CR Location & Positioning

  • SID: 72 inches preferred for upper ribs; 40 inches acceptable for lower
  • Patient position: Upright for upper ribs, supine for lower ribs if possible
  • Adjustments: Rotate patient 45°
    • PA obliques (RAO/LAO): affected side closest to IR
    • AP obliques (RPO/LPO): affected side away from IR
    • Raise arm on elevated side above head; rest opposite arm down and behind torso
  • CR:
    • Upper ribs: perpendicular to IR at T7 (3–4″ below jugular notch or 7–8″ below vertebra prominens)
    • Lower ribs: midway between xiphoid and lower rib margin; bottom of IR at iliac crest
  • Pt. Instructions: Full inspiration for upper ribs; full expiration for lower ribs
  • Exposure: On correct breathing phase

Evaluation Criteria

  • Appropriate obliquity: affected-side ribs separated from spine (distance ≈ 2× that of opposite side)
  • Axillary (lateral) portions of ribs free of superimposition
  • Diaphragm included in field, sharp margins, no motion
  • Upper rib obliques: ribs 1–10 demonstrated; lower rib obliques: ribs 8–12 demonstrated

Procedure Adaptation

  • Localization of pain/fractures: Place a small marker (BB) over site of injury.
  • Trauma patients: Use cross-table laterals or modify obliquity as tolerated.
  • Breathing limitations: If patient cannot inspire fully due to pain, expect fewer than 10 ribs above diaphragm.
  • Obese patients: Ensure CR landmarks (jugular notch, xiphoid, iliac crest) are palpated carefully to avoid miscentering.

Exposure Factors & Technical Considerations

  • kVp: 70–85 (upper ribs), slightly higher for lower ribs to penetrate abdomen
  • mAs: Adjust for body habitus; short exposure time to minimize motion
  • Collimation: Tight to region of interest (upper vs. lower ribs)
  • Shielding: Always, when feasible
  • IR orientation: Place crosswise at 40″ SID to avoid cutting off ribs due to magnification

Hows & Whys of Rib Radiography

Projection Choices

  • How do you decide between AP vs. PA ribs?
    Place injured side closest to IR (AP for posterior pain, PA for anterior pain).
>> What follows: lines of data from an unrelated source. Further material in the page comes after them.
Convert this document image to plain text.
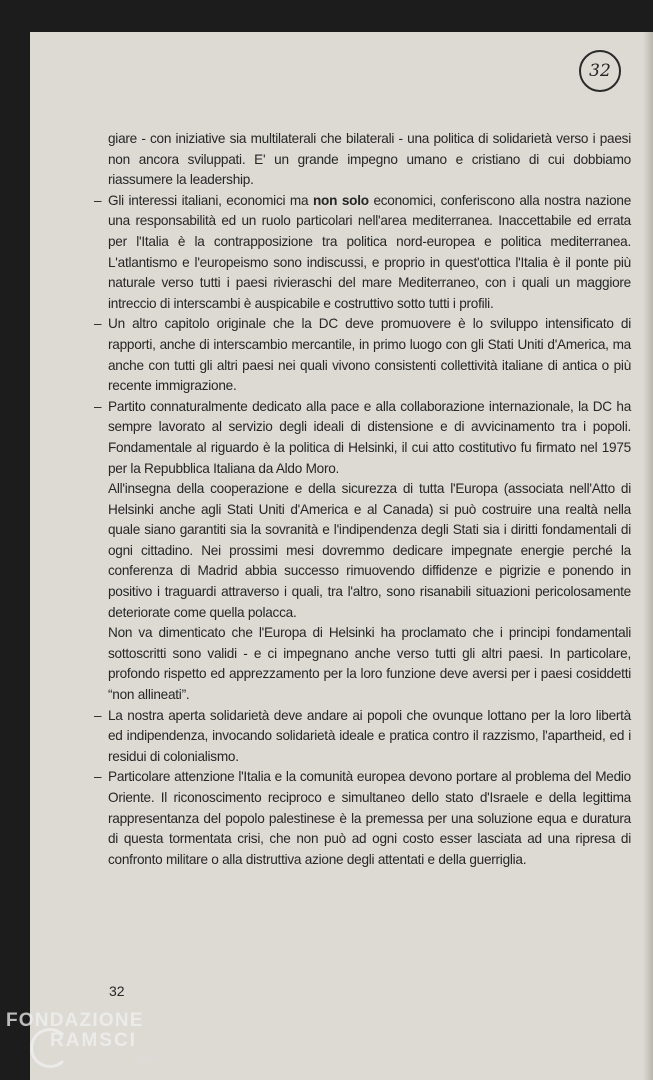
32

giare - con iniziative sia multilaterali che bilaterali - una politica di solidarietà verso i paesi non ancora sviluppati. E' un grande impegno umano e cristiano di cui dobbiamo riassumere la leadership.

– Gli interessi italiani, economici ma non solo economici, conferiscono alla nostra nazione una responsabilità ed un ruolo particolari nell'area mediterranea. Inaccettabile ed errata per l'Italia è la contrapposizione tra politica nord-europea e politica mediterranea. L'atlantismo e l'europeismo sono indiscussi, e proprio in quest'ottica l'Italia è il ponte più naturale verso tutti i paesi rivieraschi del mare Mediterraneo, con i quali un maggiore intreccio di interscambi è auspicabile e costruttivo sotto tutti i profili.

– Un altro capitolo originale che la DC deve promuovere è lo sviluppo intensificato di rapporti, anche di interscambio mercantile, in primo luogo con gli Stati Uniti d'America, ma anche con tutti gli altri paesi nei quali vivono consistenti collettività italiane di antica o più recente immigrazione.

– Partito connaturalmente dedicato alla pace e alla collaborazione internazionale, la DC ha sempre lavorato al servizio degli ideali di distensione e di avvicinamento tra i popoli. Fondamentale al riguardo è la politica di Helsinki, il cui atto costitutivo fu firmato nel 1975 per la Repubblica Italiana da Aldo Moro.

All'insegna della cooperazione e della sicurezza di tutta l'Europa (associata nell'Atto di Helsinki anche agli Stati Uniti d'America e al Canada) si può costruire una realtà nella quale siano garantiti sia la sovranità e l'indipendenza degli Stati sia i diritti fondamentali di ogni cittadino. Nei prossimi mesi dovremmo dedicare impegnate energie perché la conferenza di Madrid abbia successo rimuovendo diffidenze e pigrizie e ponendo in positivo i traguardi attraverso i quali, tra l'altro, sono risanabili situazioni pericolosamente deteriorate come quella polacca.

Non va dimenticato che l'Europa di Helsinki ha proclamato che i principi fondamentali sottoscritti sono validi - e ci impegnano anche verso tutti gli altri paesi. In particolare, profondo rispetto ed apprezzamento per la loro funzione deve aversi per i paesi cosiddetti “non allineati”.

– La nostra aperta solidarietà deve andare ai popoli che ovunque lottano per la loro libertà ed indipendenza, invocando solidarietà ideale e pratica contro il razzismo, l'apartheid, ed i residui di colonialismo.

– Particolare attenzione l'Italia e la comunità europea devono portare al problema del Medio Oriente. Il riconoscimento reciproco e simultaneo dello stato d'Israele e della legittima rappresentanza del popolo palestinese è la premessa per una soluzione equa e duratura di questa tormentata crisi, che non può ad ogni costo esser lasciata ad una ripresa di confronto militare o alla distruttiva azione degli attentati e della guerriglia.

32
FONDAZIONE
RAMSCI
onlus
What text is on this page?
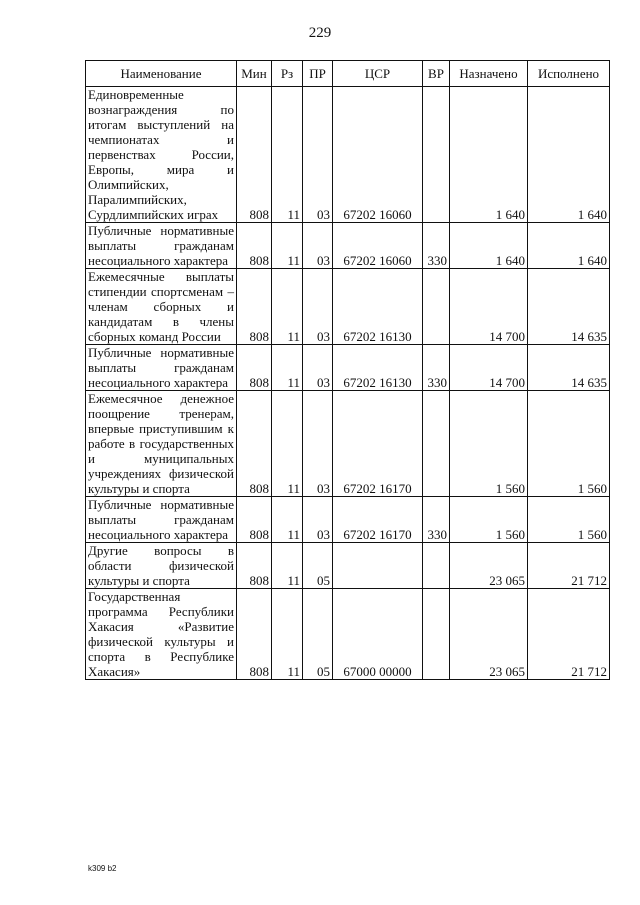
229
Наименование	Мин	Рз	ПР	ЦСР	ВР	Назначено	Исполнено
Единовременные вознаграждения по итогам выступлений на чемпионатах и первенствах России, Европы, мира и Олимпийских, Паралимпийских, Сурдлимпийских играх	808	11	03	67202 16060		1 640	1 640
Публичные нормативные выплаты гражданам несоциального характера	808	11	03	67202 16060	330	1 640	1 640
Ежемесячные выплаты стипендии спортсменам – членам сборных и кандидатам в члены сборных команд России	808	11	03	67202 16130		14 700	14 635
Публичные нормативные выплаты гражданам несоциального характера	808	11	03	67202 16130	330	14 700	14 635
Ежемесячное денежное поощрение тренерам, впервые приступившим к работе в государственных и муниципальных учреждениях физической культуры и спорта	808	11	03	67202 16170		1 560	1 560
Публичные нормативные выплаты гражданам несоциального характера	808	11	03	67202 16170	330	1 560	1 560
Другие вопросы в области физической культуры и спорта	808	11	05			23 065	21 712
Государственная программа Республики Хакасия «Развитие физической культуры и спорта в Республике Хакасия»	808	11	05	67000 00000		23 065	21 712
k309 b2
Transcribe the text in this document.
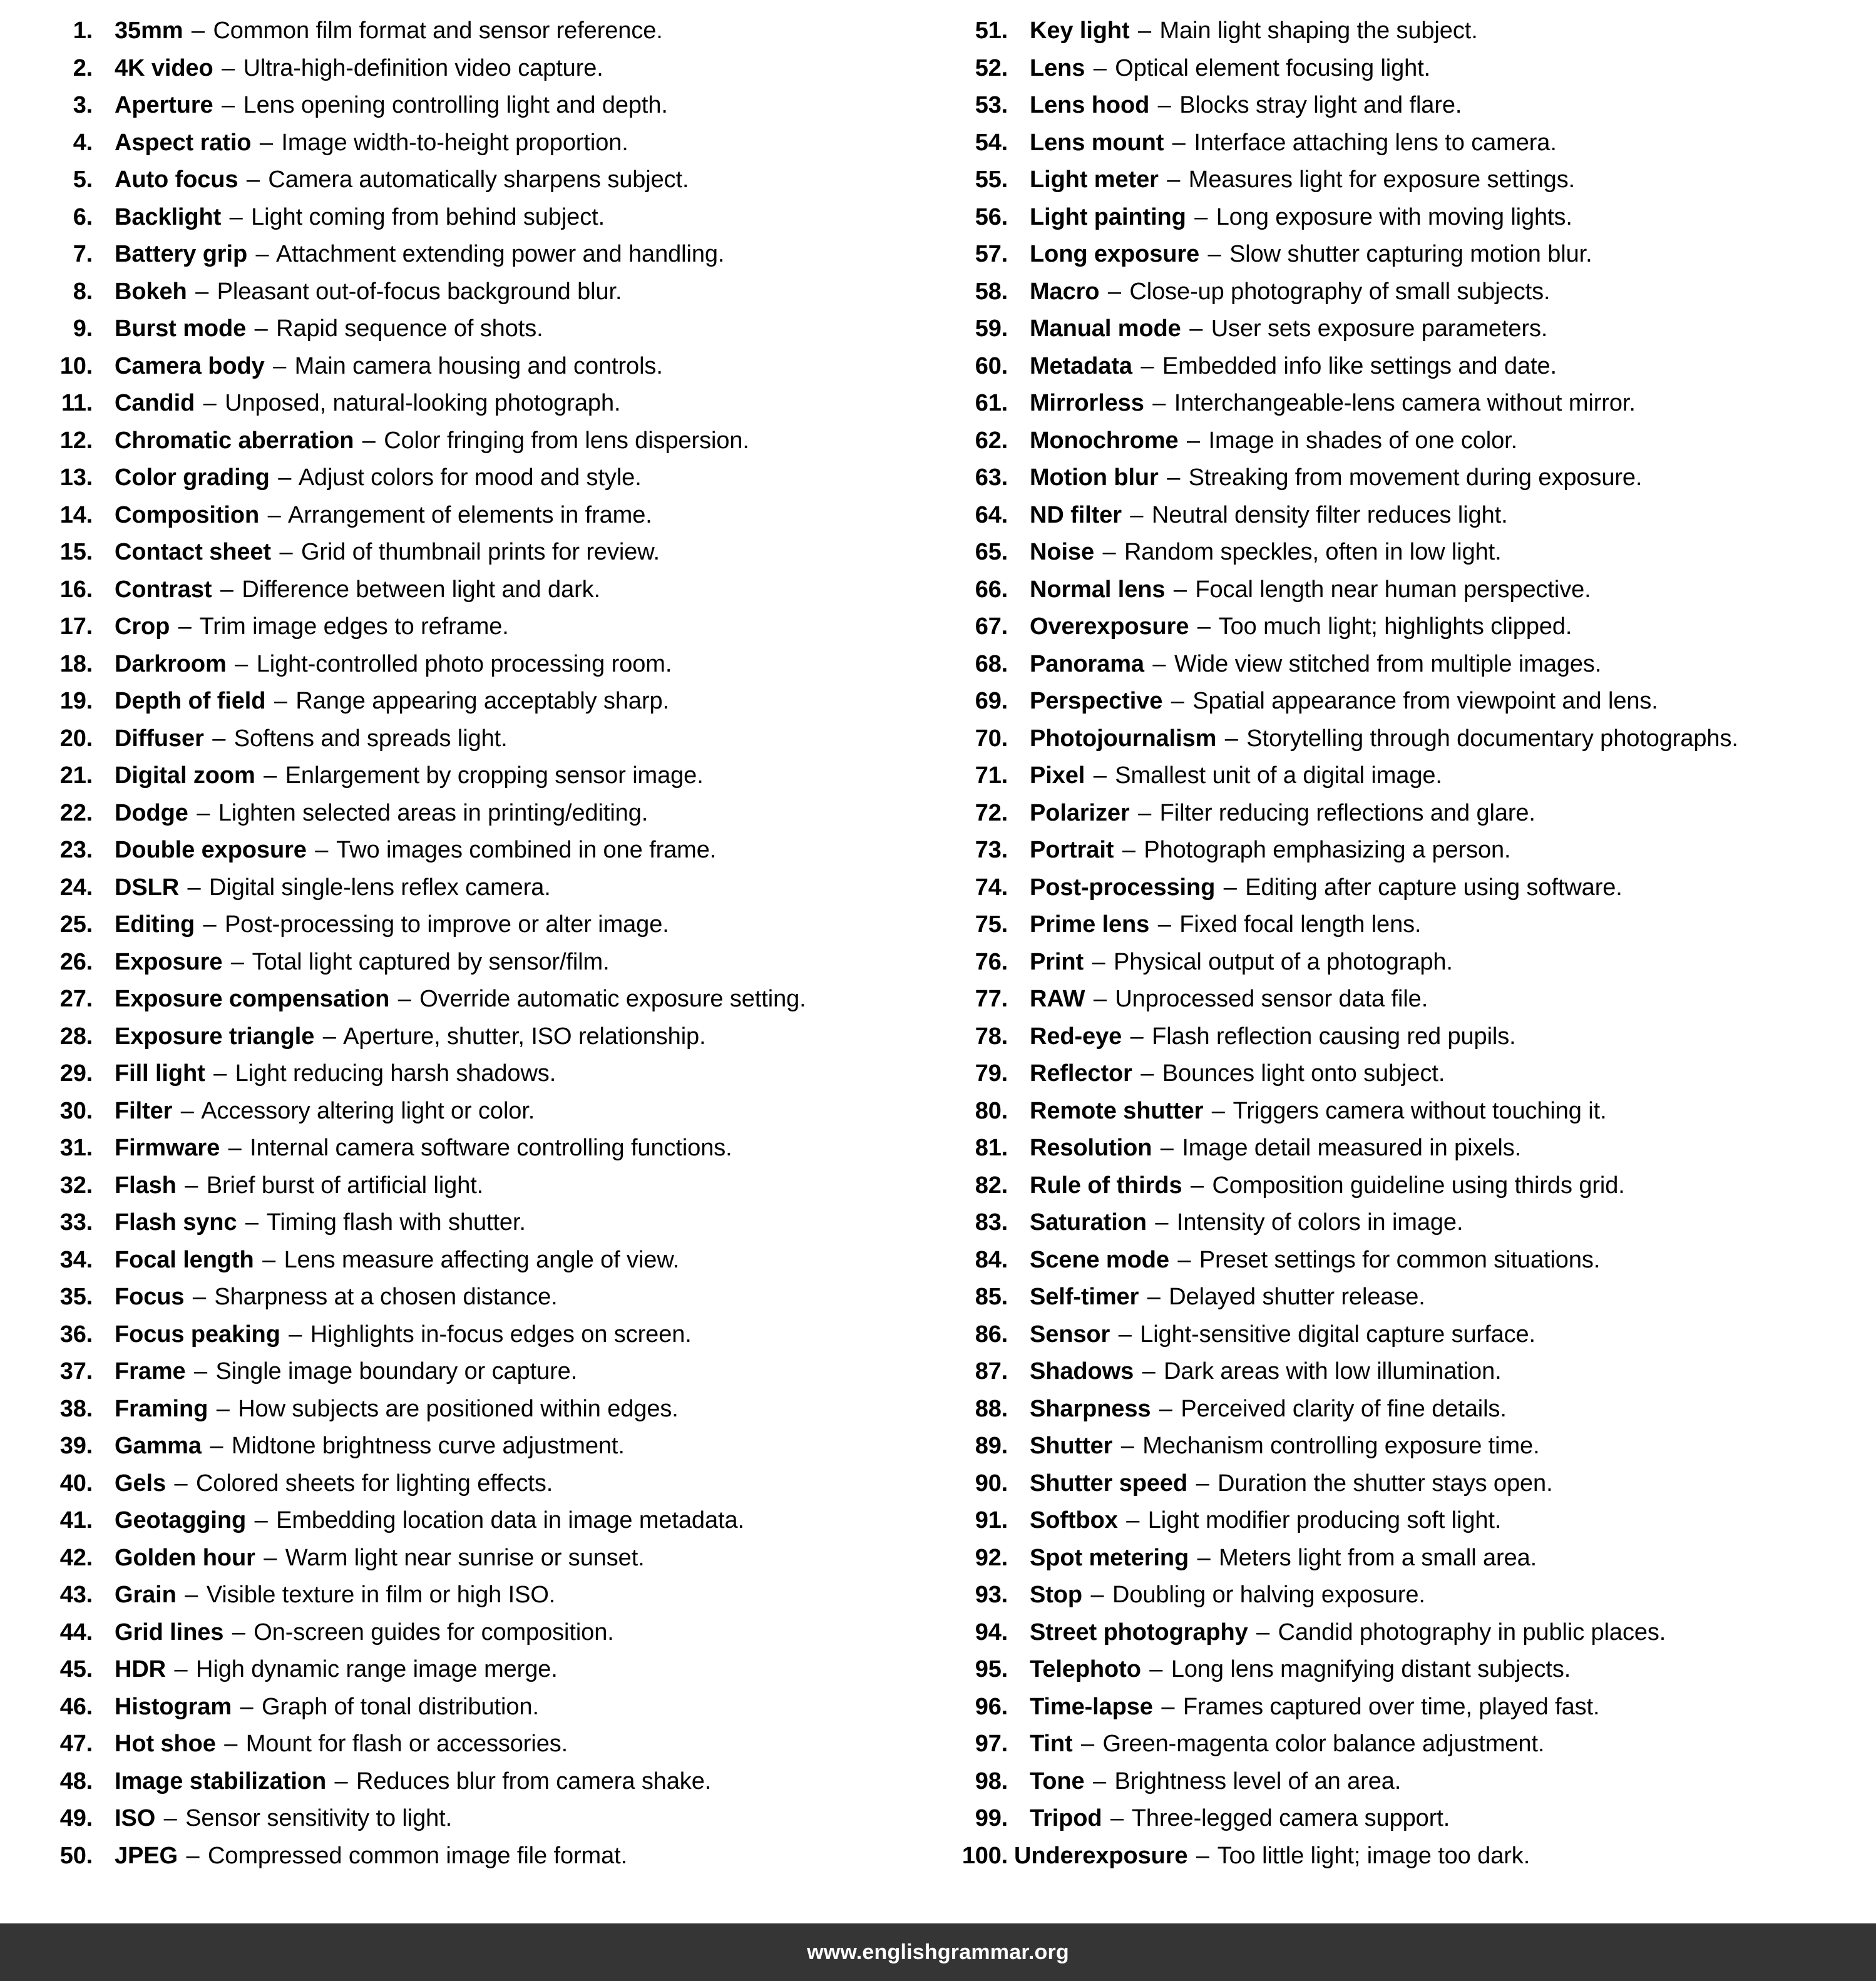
1. 35mm – Common film format and sensor reference.
2. 4K video – Ultra-high-definition video capture.
3. Aperture – Lens opening controlling light and depth.
4. Aspect ratio – Image width-to-height proportion.
5. Auto focus – Camera automatically sharpens subject.
6. Backlight – Light coming from behind subject.
7. Battery grip – Attachment extending power and handling.
8. Bokeh – Pleasant out-of-focus background blur.
9. Burst mode – Rapid sequence of shots.
10. Camera body – Main camera housing and controls.
11. Candid – Unposed, natural-looking photograph.
12. Chromatic aberration – Color fringing from lens dispersion.
13. Color grading – Adjust colors for mood and style.
14. Composition – Arrangement of elements in frame.
15. Contact sheet – Grid of thumbnail prints for review.
16. Contrast – Difference between light and dark.
17. Crop – Trim image edges to reframe.
18. Darkroom – Light-controlled photo processing room.
19. Depth of field – Range appearing acceptably sharp.
20. Diffuser – Softens and spreads light.
21. Digital zoom – Enlargement by cropping sensor image.
22. Dodge – Lighten selected areas in printing/editing.
23. Double exposure – Two images combined in one frame.
24. DSLR – Digital single-lens reflex camera.
25. Editing – Post-processing to improve or alter image.
26. Exposure – Total light captured by sensor/film.
27. Exposure compensation – Override automatic exposure setting.
28. Exposure triangle – Aperture, shutter, ISO relationship.
29. Fill light – Light reducing harsh shadows.
30. Filter – Accessory altering light or color.
31. Firmware – Internal camera software controlling functions.
32. Flash – Brief burst of artificial light.
33. Flash sync – Timing flash with shutter.
34. Focal length – Lens measure affecting angle of view.
35. Focus – Sharpness at a chosen distance.
36. Focus peaking – Highlights in-focus edges on screen.
37. Frame – Single image boundary or capture.
38. Framing – How subjects are positioned within edges.
39. Gamma – Midtone brightness curve adjustment.
40. Gels – Colored sheets for lighting effects.
41. Geotagging – Embedding location data in image metadata.
42. Golden hour – Warm light near sunrise or sunset.
43. Grain – Visible texture in film or high ISO.
44. Grid lines – On-screen guides for composition.
45. HDR – High dynamic range image merge.
46. Histogram – Graph of tonal distribution.
47. Hot shoe – Mount for flash or accessories.
48. Image stabilization – Reduces blur from camera shake.
49. ISO – Sensor sensitivity to light.
50. JPEG – Compressed common image file format.
51. Key light – Main light shaping the subject.
52. Lens – Optical element focusing light.
53. Lens hood – Blocks stray light and flare.
54. Lens mount – Interface attaching lens to camera.
55. Light meter – Measures light for exposure settings.
56. Light painting – Long exposure with moving lights.
57. Long exposure – Slow shutter capturing motion blur.
58. Macro – Close-up photography of small subjects.
59. Manual mode – User sets exposure parameters.
60. Metadata – Embedded info like settings and date.
61. Mirrorless – Interchangeable-lens camera without mirror.
62. Monochrome – Image in shades of one color.
63. Motion blur – Streaking from movement during exposure.
64. ND filter – Neutral density filter reduces light.
65. Noise – Random speckles, often in low light.
66. Normal lens – Focal length near human perspective.
67. Overexposure – Too much light; highlights clipped.
68. Panorama – Wide view stitched from multiple images.
69. Perspective – Spatial appearance from viewpoint and lens.
70. Photojournalism – Storytelling through documentary photographs.
71. Pixel – Smallest unit of a digital image.
72. Polarizer – Filter reducing reflections and glare.
73. Portrait – Photograph emphasizing a person.
74. Post-processing – Editing after capture using software.
75. Prime lens – Fixed focal length lens.
76. Print – Physical output of a photograph.
77. RAW – Unprocessed sensor data file.
78. Red-eye – Flash reflection causing red pupils.
79. Reflector – Bounces light onto subject.
80. Remote shutter – Triggers camera without touching it.
81. Resolution – Image detail measured in pixels.
82. Rule of thirds – Composition guideline using thirds grid.
83. Saturation – Intensity of colors in image.
84. Scene mode – Preset settings for common situations.
85. Self-timer – Delayed shutter release.
86. Sensor – Light-sensitive digital capture surface.
87. Shadows – Dark areas with low illumination.
88. Sharpness – Perceived clarity of fine details.
89. Shutter – Mechanism controlling exposure time.
90. Shutter speed – Duration the shutter stays open.
91. Softbox – Light modifier producing soft light.
92. Spot metering – Meters light from a small area.
93. Stop – Doubling or halving exposure.
94. Street photography – Candid photography in public places.
95. Telephoto – Long lens magnifying distant subjects.
96. Time-lapse – Frames captured over time, played fast.
97. Tint – Green-magenta color balance adjustment.
98. Tone – Brightness level of an area.
99. Tripod – Three-legged camera support.
100. Underexposure – Too little light; image too dark.
www.englishgrammar.org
  • What projection may be added if patient has hemoptysis (coughing blood)?
    A PA chest, to evaluate lungs along with ribs.

  • Why do obliques?
    To move the spine away from the affected side and demonstrate axillary rib portions.

Breathing Phases & Positioning

  • Why are upper ribs done erect?
    Inspiration drops diaphragm, improves lung expansion, more comfortable for patient.

  • Why are lower ribs done supine?
    Expiration raises diaphragm, evens abdominal thickness, improves penetration of lower ribs.

  • Why use full inspiration for upper ribs and expiration for lower ribs?
    To position diaphragm at its lowest point (upper ribs) or highest point (lower ribs) for best visualization.

Image Quality

  • Why is 72″ SID preferred?
    Minimizes thoracic magnification, improves detail, reduces skin dose.

  • Why place IR crosswise at 40″ SID?
    To compensate for magnification and ensure lateral ribs don’t project off the film.

  • Why might fewer than 10 ribs be seen above the diaphragm, even with inspiration?
    Rib fractures may limit full expansion due to pain.

  • How do you confirm proper obliquity?
    The distance from vertebral column to lateral rib border on affected side is about 2× that of unaffected side.

Clinical Practice

  • What helps the radiologist localize small fractures?
    A “BB” marker taped to site of pain.